ACC Expert consensus decision pathway for management of patients admitted for HFNews - Oct. 1, 2019
2019 ACC Expert Consensus Decision Pathway on Risk Assessment, Management, and Clinical Trajectory of Patients Hospitalized With Heart Failure
A Report of the American College of Cardiology Solution Set Oversight Committee
A committee of the American College of Cardiology (ACC) has composed and published an Expert Consensus Decision Pathway (ECDPs) on risk assessment, management and clinical trajectory of patients hospitalized with heart failure (HF).
The ACC develops integrated “solution sets”, which are groups of closely related activities, policy, mobile applications, decision support and other tools necessary to transform care and/or improve heart health. With these resources, they aim to make “actionable knowledge” available and easy to implement. Solution sets address key questions facing care teams and attempt to provide practical guidance to be applied at the point of care.
ECDPs represent a key component of solution sets. Rather than providing a single correct answer, they encourage clinicians to ask questions and consider important factors as they define a treatment plan for their patients.

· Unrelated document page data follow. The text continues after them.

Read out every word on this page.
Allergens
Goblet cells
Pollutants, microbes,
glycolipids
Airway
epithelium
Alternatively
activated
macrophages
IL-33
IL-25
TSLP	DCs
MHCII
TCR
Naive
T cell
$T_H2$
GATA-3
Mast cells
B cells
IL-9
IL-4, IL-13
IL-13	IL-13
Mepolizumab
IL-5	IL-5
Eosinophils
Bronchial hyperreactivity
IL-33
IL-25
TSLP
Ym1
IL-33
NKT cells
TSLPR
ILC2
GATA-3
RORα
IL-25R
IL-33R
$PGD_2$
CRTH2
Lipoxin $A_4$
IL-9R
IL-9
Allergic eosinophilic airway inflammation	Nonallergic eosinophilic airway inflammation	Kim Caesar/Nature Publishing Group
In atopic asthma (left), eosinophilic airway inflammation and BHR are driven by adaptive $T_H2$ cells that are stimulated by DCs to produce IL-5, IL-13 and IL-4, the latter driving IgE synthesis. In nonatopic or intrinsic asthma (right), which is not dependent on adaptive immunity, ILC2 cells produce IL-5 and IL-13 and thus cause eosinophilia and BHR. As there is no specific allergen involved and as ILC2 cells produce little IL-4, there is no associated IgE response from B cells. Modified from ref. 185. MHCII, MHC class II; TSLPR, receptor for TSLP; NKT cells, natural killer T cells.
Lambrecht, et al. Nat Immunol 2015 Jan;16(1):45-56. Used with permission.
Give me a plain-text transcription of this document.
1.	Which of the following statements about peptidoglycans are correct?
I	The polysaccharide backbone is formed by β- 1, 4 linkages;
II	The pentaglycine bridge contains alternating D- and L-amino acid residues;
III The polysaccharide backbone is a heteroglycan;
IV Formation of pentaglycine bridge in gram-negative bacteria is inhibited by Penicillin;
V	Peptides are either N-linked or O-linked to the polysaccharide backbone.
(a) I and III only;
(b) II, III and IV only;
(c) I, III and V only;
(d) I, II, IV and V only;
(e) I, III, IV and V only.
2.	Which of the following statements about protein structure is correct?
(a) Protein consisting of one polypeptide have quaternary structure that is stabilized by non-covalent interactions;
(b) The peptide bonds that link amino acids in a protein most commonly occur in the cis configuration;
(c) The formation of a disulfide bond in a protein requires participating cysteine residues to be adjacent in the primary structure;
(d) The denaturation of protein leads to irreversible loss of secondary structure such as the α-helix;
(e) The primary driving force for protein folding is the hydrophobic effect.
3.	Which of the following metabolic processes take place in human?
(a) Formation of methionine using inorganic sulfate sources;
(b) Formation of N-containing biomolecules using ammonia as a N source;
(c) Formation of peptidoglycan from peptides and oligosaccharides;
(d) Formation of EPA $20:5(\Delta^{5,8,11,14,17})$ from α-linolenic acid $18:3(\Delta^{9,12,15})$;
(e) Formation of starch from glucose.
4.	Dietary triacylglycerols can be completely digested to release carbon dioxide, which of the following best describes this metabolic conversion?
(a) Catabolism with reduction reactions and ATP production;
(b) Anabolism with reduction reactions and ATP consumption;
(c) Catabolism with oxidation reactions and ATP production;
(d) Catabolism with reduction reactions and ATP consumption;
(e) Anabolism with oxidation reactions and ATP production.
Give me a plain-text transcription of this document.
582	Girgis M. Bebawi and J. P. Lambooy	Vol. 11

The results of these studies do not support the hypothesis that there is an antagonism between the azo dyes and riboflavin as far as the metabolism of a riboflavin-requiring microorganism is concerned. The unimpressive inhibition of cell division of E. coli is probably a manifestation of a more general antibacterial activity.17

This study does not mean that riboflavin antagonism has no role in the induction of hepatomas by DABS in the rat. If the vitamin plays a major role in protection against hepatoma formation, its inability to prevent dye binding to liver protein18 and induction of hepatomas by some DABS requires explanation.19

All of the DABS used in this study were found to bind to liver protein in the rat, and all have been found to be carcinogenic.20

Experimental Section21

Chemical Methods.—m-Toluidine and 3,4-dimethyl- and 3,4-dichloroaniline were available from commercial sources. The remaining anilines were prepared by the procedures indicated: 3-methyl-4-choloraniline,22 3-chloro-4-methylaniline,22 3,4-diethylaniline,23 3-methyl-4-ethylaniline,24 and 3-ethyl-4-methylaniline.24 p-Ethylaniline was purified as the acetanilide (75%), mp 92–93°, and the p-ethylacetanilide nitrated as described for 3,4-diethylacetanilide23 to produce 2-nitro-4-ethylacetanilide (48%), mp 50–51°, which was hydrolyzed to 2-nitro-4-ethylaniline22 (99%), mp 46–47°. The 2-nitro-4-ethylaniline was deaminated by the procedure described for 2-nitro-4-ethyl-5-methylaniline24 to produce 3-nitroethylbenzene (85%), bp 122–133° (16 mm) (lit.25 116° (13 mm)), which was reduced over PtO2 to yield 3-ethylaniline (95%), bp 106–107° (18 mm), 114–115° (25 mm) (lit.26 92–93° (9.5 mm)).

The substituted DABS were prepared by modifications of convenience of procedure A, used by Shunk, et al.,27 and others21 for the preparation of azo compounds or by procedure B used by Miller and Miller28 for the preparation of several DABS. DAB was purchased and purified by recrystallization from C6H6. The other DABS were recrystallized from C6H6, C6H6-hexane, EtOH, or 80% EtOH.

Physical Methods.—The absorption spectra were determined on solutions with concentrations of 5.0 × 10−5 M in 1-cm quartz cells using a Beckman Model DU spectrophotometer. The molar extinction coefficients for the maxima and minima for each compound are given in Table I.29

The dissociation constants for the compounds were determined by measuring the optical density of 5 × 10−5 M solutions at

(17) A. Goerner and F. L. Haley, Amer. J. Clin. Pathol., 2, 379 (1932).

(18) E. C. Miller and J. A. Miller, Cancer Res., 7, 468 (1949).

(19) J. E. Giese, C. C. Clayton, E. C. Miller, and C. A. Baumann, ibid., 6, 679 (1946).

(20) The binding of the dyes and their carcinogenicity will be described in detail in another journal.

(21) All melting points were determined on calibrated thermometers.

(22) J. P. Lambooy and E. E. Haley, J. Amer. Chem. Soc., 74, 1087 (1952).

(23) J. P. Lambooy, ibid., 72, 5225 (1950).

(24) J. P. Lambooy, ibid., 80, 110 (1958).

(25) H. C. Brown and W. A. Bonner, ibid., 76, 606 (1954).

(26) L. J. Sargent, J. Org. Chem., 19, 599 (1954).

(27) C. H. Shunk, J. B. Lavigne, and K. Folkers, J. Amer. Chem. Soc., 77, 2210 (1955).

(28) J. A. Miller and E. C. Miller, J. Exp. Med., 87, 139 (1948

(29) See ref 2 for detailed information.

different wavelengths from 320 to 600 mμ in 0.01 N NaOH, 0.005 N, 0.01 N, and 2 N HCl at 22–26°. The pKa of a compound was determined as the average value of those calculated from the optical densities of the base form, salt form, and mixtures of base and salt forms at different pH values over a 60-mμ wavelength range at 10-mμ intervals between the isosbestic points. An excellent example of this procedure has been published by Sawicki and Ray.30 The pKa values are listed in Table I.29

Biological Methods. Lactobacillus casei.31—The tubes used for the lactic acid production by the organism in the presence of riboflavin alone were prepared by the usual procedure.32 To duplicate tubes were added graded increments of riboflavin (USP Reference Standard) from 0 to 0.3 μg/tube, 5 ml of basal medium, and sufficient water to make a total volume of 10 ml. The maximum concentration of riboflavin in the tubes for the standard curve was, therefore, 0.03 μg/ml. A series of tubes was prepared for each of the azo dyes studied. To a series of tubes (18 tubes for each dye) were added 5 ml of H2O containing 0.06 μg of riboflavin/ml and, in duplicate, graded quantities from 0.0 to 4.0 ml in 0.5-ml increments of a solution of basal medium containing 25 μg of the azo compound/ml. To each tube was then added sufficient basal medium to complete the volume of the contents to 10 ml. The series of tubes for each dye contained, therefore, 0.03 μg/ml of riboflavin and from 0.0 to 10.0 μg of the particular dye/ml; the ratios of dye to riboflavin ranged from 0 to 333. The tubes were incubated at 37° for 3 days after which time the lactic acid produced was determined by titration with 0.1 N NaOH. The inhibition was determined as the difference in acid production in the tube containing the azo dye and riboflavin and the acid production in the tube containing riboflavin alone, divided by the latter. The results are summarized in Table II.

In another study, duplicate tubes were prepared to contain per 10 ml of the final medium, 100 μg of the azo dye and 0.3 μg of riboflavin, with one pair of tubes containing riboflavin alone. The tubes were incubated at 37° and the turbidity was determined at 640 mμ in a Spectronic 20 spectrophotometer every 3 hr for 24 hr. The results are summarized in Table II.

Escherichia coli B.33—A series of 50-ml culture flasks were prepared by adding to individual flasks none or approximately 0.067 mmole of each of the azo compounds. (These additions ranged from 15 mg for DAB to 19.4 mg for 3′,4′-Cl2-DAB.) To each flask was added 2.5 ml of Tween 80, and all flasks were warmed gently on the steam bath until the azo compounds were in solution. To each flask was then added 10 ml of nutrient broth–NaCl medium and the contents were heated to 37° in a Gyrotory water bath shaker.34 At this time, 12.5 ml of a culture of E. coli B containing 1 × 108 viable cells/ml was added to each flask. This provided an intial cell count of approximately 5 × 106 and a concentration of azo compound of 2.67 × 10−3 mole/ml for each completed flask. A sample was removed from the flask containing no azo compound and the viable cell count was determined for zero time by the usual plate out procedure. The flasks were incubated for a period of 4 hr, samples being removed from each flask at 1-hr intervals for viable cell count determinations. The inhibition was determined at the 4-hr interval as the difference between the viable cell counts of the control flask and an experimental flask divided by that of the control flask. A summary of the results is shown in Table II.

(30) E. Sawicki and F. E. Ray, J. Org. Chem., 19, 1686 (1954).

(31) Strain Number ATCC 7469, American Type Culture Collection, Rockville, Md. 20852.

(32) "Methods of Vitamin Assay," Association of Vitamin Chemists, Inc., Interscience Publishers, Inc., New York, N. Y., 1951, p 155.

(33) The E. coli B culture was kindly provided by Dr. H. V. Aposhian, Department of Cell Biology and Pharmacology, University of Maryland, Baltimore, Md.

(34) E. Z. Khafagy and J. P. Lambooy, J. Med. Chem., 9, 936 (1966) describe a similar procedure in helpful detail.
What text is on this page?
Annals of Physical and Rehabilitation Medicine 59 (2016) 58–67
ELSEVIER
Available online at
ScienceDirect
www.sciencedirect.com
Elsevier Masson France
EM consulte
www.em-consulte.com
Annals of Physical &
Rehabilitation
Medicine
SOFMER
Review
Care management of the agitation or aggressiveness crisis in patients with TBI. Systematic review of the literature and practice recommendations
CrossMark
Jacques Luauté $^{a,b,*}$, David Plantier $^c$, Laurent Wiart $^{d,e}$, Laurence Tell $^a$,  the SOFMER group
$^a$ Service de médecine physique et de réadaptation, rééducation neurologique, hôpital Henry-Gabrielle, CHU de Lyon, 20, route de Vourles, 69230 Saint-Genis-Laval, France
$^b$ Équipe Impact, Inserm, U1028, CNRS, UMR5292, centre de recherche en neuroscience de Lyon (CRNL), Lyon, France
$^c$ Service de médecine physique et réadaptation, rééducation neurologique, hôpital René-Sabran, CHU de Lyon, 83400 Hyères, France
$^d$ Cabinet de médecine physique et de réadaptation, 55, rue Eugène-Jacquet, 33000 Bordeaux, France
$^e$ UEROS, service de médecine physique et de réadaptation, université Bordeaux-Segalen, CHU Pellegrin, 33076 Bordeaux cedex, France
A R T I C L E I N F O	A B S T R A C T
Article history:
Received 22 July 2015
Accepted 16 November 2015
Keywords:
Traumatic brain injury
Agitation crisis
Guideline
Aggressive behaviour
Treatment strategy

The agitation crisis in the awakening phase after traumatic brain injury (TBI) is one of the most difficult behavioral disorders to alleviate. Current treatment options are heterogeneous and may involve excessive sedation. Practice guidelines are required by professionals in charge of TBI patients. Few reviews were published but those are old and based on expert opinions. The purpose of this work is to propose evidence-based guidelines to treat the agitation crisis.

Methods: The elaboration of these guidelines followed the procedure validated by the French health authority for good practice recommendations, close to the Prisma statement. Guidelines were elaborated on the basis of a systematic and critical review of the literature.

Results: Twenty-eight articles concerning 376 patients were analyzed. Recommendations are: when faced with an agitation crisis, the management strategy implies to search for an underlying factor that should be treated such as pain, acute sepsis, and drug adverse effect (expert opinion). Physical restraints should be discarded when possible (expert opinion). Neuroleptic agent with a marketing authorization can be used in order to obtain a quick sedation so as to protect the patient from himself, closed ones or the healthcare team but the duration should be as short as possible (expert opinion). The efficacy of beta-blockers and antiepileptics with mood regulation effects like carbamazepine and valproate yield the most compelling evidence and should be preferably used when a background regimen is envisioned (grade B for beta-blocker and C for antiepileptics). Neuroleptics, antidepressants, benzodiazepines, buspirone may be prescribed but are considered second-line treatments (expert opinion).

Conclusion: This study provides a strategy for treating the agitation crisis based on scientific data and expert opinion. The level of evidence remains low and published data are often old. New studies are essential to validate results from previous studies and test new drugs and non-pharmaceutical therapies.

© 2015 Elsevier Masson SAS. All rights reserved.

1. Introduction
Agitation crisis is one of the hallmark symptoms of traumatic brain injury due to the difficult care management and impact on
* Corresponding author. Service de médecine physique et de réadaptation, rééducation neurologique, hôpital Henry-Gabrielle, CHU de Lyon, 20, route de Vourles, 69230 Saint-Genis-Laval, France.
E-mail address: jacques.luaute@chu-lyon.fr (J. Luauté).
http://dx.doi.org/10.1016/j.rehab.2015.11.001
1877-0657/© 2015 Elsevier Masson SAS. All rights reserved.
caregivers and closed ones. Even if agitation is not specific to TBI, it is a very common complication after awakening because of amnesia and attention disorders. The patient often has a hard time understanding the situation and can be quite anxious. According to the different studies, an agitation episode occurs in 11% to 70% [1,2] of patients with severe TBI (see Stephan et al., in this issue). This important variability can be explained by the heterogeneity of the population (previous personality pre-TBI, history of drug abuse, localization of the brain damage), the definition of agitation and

This ECDP focuses on patients hospitalized with HF and complements existing tools for outpatient management. Recommendations span the management starting from the original emergency department visit through the first post-discharge visit. The primary aim of the document is to optimize patient care and improve outcomes, more so than reducing length of stay and readmission. The document hopes to help clinicians consider the short- and long-term outlook for their patients with HF, to provide therapies to reduce symptoms and optimize outcomes. Moreover, it encourages for those plans to be conveyed well to caregivers after discharge and to engage patients in shared decision-making and to become an active participant in their care.
Except for specific instances, the committee did not distinguish HF on the basis of ejection fraction (EF), because the goals of decongestion and the importance of consideration of comorbidities and factors that influence adherence are common to patients with HFrEF and HFpEF.
The document is structured around 5 “nodes”: Admission, trajectory check, transition to oral therapies, discharge and first follow-up visit. These are not well-separated stages, but rather flow into each other, and their timing varies per patient. Overall, the algorithms assume that a broad multidisciplinary approach is ideal, including input from pharmacy, social work, psychiatry, physical therapy and nutrition.